April 28, 2008LCI Tutorial1 Introduction to HDF5 Tools Tutorial Part II.

Slides:



Advertisements
Similar presentations
ILDG File Format Chip Watson, for Middleware & MetaData Working Groups.
Advertisements

HDF4 and HDF5 Performance Preliminary Results Elena Pourmal IV HDF-EOS Workshop September
NetCDF4 Performance Benchmark. Part I Will the performance in netCDF4 comparable with that in netCDF3? Will the performance in netCDF4 comparable with.
1 Project 7: Huffman Code. 2 Extend the most recent version of the Huffman Code program to include decode information in the binary output file and use.
© 2008The MathWorks, Inc. ® ® The MATLAB Low-Level HDF5 Interface John Evans.
March 9, th International LCI Conference - HDF5 Tutorial1 Tutorial II: HDF5 and NetCDF-4 10 th International LCI Conference Albert Cheng, Neil Fortner.
Offline File Storage. Module 12 Offline File Storage ♦ Introduction Backup is usually done by first collecting all the data in a single archive file,
Support for NPP/NPOESS by The HDF Group Mike Folk, Elena Pourmal, Peter Cao The HDF Group June 30, NPOESS Data Formats Working Group.

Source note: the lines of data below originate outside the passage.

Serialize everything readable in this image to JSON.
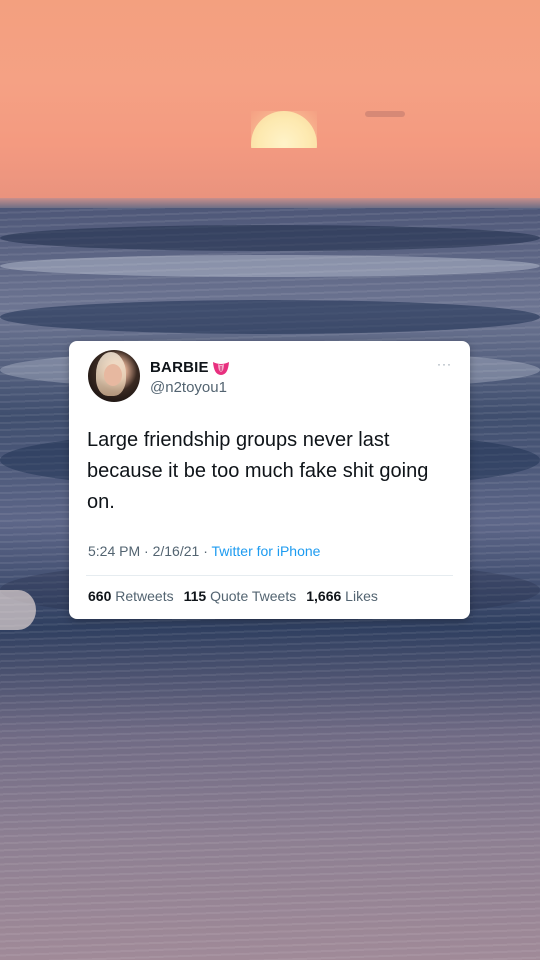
{
  "tweet": {
    "display_name": "BARBIE",
    "handle": "@n2toyou1",
    "text": "Large friendship groups never last because it be too much fake shit going on.",
    "time": "5:24 PM",
    "date": "2/16/21",
    "source": "Twitter for iPhone",
    "retweets": {
      "count": "660",
      "label": "Retweets"
    },
    "quote_tweets": {
      "count": "115",
      "label": "Quote Tweets"
    },
    "likes": {
      "count": "1,666",
      "label": "Likes"
    },
    "more_glyph": "···",
    "meta_separator": " · "
  },
  "icons": {
    "name_emoji": "tongue-emoji-icon",
    "more": "more-options-icon"
  },
  "colors": {
    "link": "#1d9bf0",
    "secondary_text": "#536471",
    "primary_text": "#0f1419"
  }
}
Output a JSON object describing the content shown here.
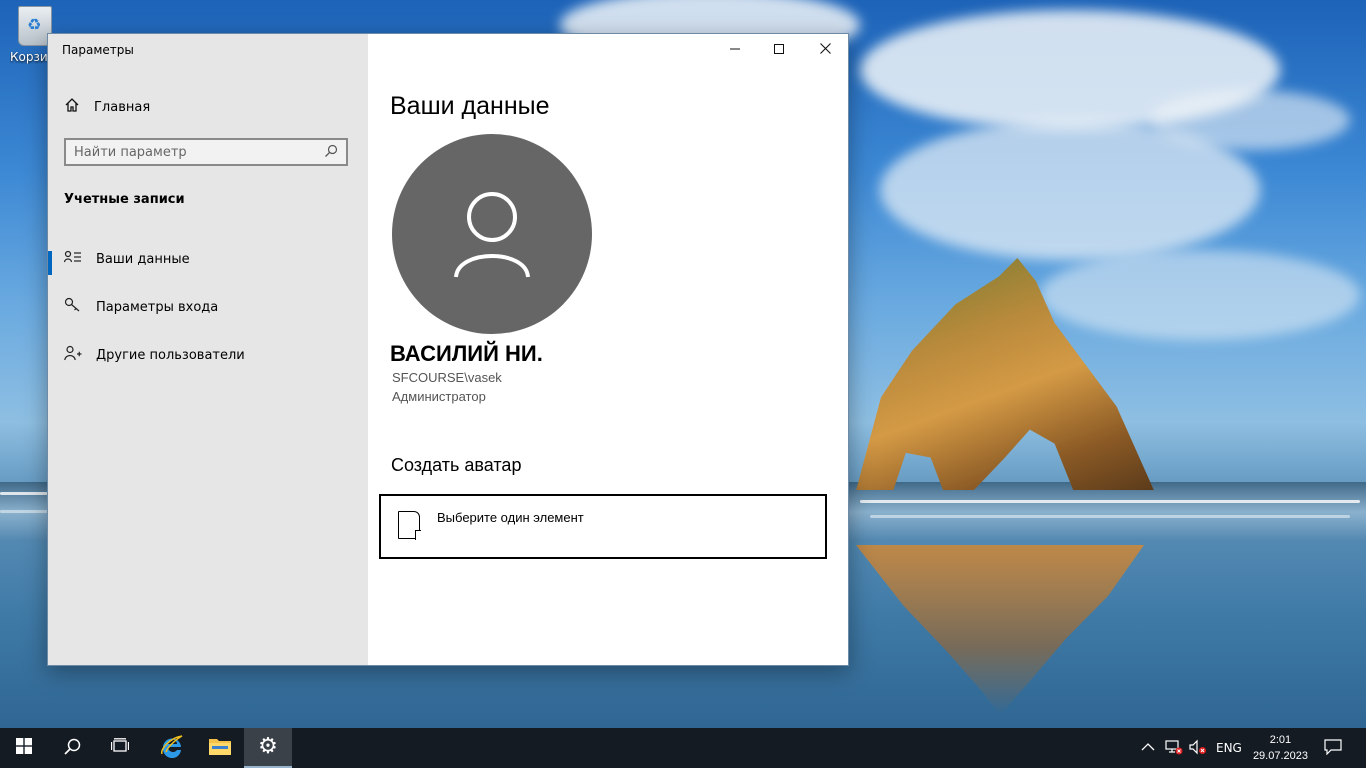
{
  "desktop": {
    "recycle_bin_label": "Корзина"
  },
  "window": {
    "title": "Параметры",
    "controls": {
      "minimize_icon": "minimize-icon",
      "maximize_icon": "maximize-icon",
      "close_icon": "close-icon"
    }
  },
  "sidebar": {
    "home_label": "Главная",
    "search_placeholder": "Найти параметр",
    "section_title": "Учетные записи",
    "items": [
      {
        "label": "Ваши данные",
        "icon": "user-info-icon",
        "active": true
      },
      {
        "label": "Параметры входа",
        "icon": "key-icon",
        "active": false
      },
      {
        "label": "Другие пользователи",
        "icon": "add-user-icon",
        "active": false
      }
    ]
  },
  "main": {
    "page_title": "Ваши данные",
    "user_name": "ВАСИЛИЙ НИ.",
    "user_login": "SFCOURSE\\vasek",
    "user_role": "Администратор",
    "avatar_section_title": "Создать аватар",
    "avatar_picker_label": "Выберите один элемент"
  },
  "taskbar": {
    "language": "ENG",
    "time": "2:01",
    "date": "29.07.2023"
  },
  "colors": {
    "accent": "#0067c0",
    "sidebar_bg": "#e6e6e6",
    "avatar_bg": "#666666",
    "taskbar_bg": "#141b23"
  }
}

1 of 14 Substituting HDF5 tools with Python/H5py scripts Daniel Kahn Science Systems and Applications Inc. HDF HDF-EOS Workshop XIV, 28 Sep
HDF5 Tools Update Peter Cao - The HDF Group November 6, 2007 This report is based upon work supported in part by a Cooperative Agreement.
HDF 1 HDF5 Advanced Topics Object’s Properties Storage Methods and Filters Datatypes HDF and HDF-EOS Workshop VIII October 26, 2004.

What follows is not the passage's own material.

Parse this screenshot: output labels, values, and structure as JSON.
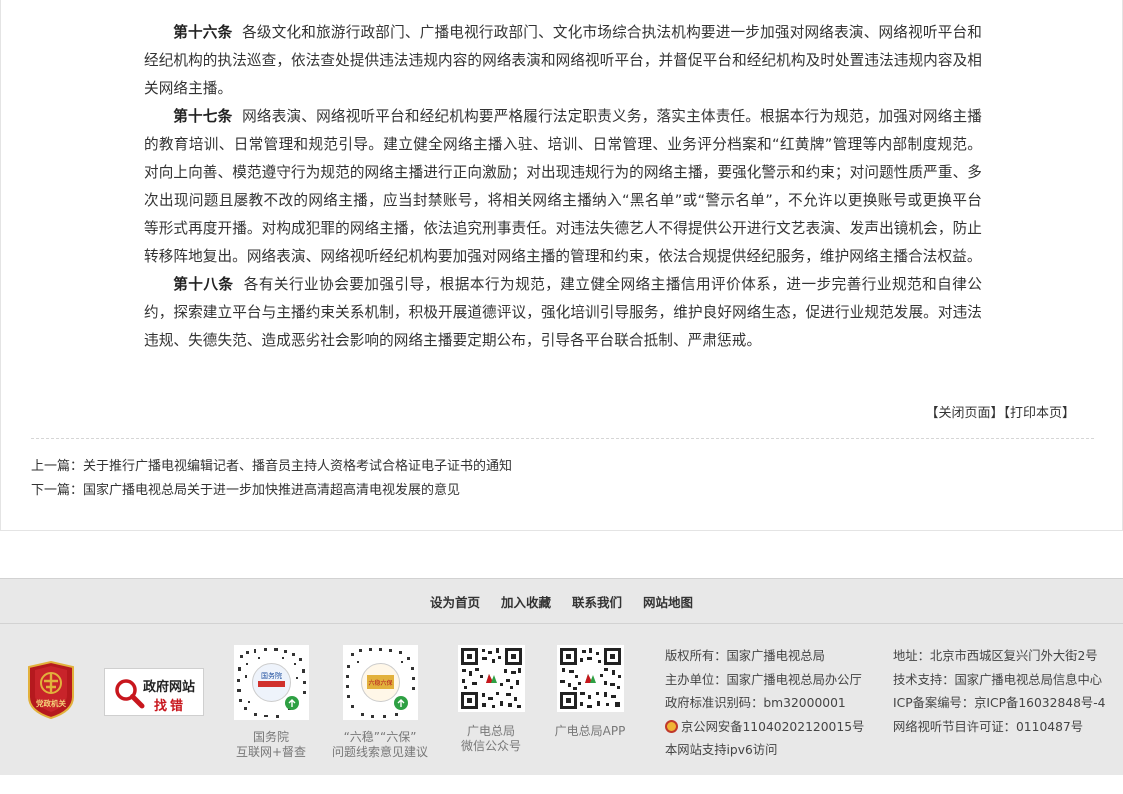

The HDF Group April 17-19, 2012HDF/HDF-EOS Workshop XV1 Introduction to HDF5 Barbara Jones The HDF Group The 15 th HDF and HDF-EOS Workshop.

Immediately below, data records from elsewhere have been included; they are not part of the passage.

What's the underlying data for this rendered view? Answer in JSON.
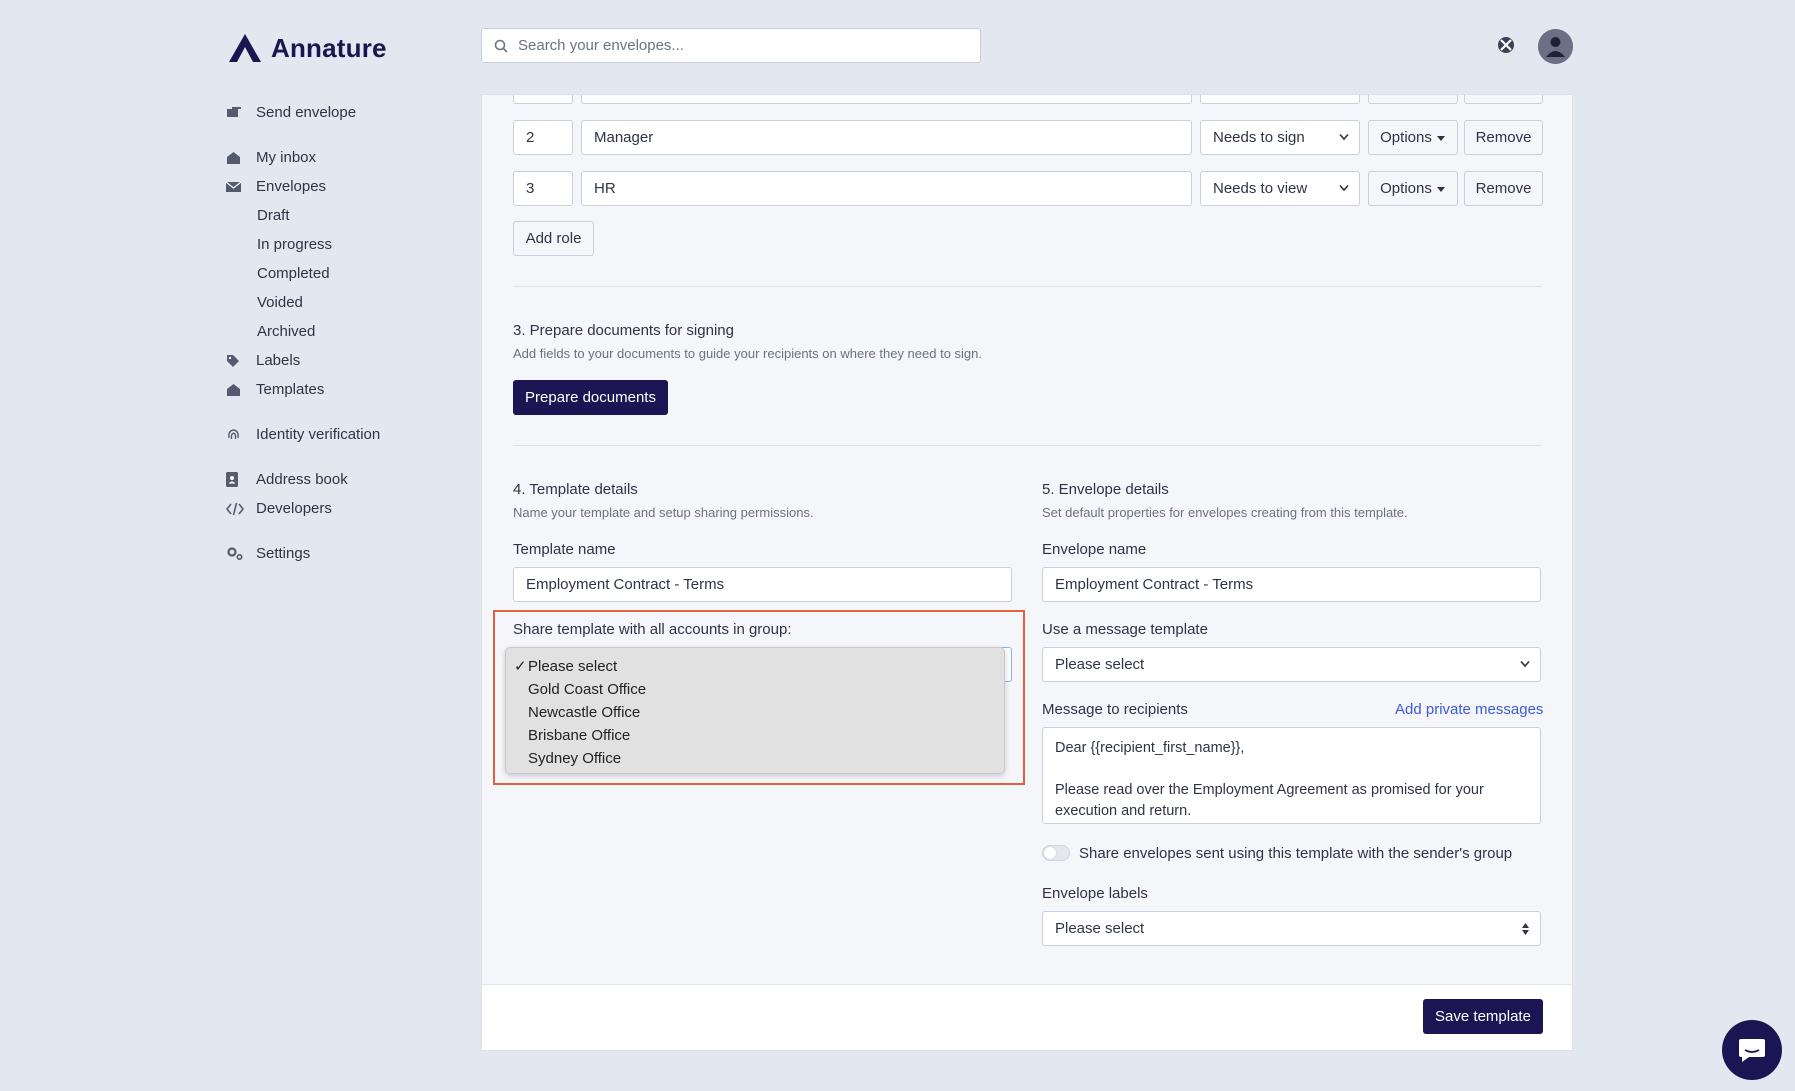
{
  "app": {
    "name": "Annature"
  },
  "search": {
    "placeholder": "Search your envelopes..."
  },
  "sidebar": {
    "send": "Send envelope",
    "inbox": "My inbox",
    "envelopes": "Envelopes",
    "draft": "Draft",
    "in_progress": "In progress",
    "completed": "Completed",
    "voided": "Voided",
    "archived": "Archived",
    "labels": "Labels",
    "templates": "Templates",
    "identity": "Identity verification",
    "address_book": "Address book",
    "developers": "Developers",
    "settings": "Settings"
  },
  "roles": [
    {
      "order": "2",
      "name": "Manager",
      "action": "Needs to sign",
      "options": "Options",
      "remove": "Remove"
    },
    {
      "order": "3",
      "name": "HR",
      "action": "Needs to view",
      "options": "Options",
      "remove": "Remove"
    }
  ],
  "add_role": "Add role",
  "section3": {
    "title": "3. Prepare documents for signing",
    "help": "Add fields to your documents to guide your recipients on where they need to sign.",
    "button": "Prepare documents"
  },
  "section4": {
    "title": "4. Template details",
    "help": "Name your template and setup sharing permissions.",
    "name_label": "Template name",
    "name_value": "Employment Contract - Terms",
    "share_label": "Share template with all accounts in group:",
    "share_options": [
      "Please select",
      "Gold Coast Office",
      "Newcastle Office",
      "Brisbane Office",
      "Sydney Office"
    ],
    "share_check": "✓"
  },
  "section5": {
    "title": "5. Envelope details",
    "help": "Set default properties for envelopes creating from this template.",
    "name_label": "Envelope name",
    "name_value": "Employment Contract - Terms",
    "msg_template_label": "Use a message template",
    "msg_template_value": "Please select",
    "message_label": "Message to recipients",
    "add_private": "Add private messages",
    "message_line1": "Dear {{recipient_first_name}},",
    "message_line2": "Please read over the Employment Agreement as promised for your",
    "message_line3": "execution and return.",
    "share_toggle_label": "Share envelopes sent using this template with the sender's group",
    "labels_label": "Envelope labels",
    "labels_value": "Please select"
  },
  "save_button": "Save template",
  "colors": {
    "brand": "#1b1553",
    "highlight": "#e5603b",
    "link": "#3b5bd6"
  }
}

Graphic images for computers Stored in files of binary data - Binary blobs Software has to know the binary format to decode the file and render an image.
1 High level view of HDF5 Data structures and library HDF Summit Boeing Seattle September 19, 2006.
Sep , 2010HDF/HDF-EOS Workshop XIV1 HDF5 Advanced Topics Neil Fortner The HDF Group The 14 th HDF and HDF-EOS Workshop September 28-30, 2010.
April 6, 2010GMQS Meeting1 Optional Feature Support in HDF5 Tools Albert Cheng The HDF Group.
A Metadata Based Approach For Supporting Subsetting Queries Over Parallel HDF5 Datasets Vignesh Santhanagopalan Graduate Student Department Of CSE.
February 2-3, 2006SRB Workshop, San Diego P eter Cao, NCSA Mike Wan, SDSC Sponsored by NLADR, NFS PACI Project in Support of NCSA-SDSC Collaboration Object-level.
1 Introduction to HDF5 Data Model, Programming Model and Library APIs HDF and HDF-EOS Workshop VIII October 26, 2004.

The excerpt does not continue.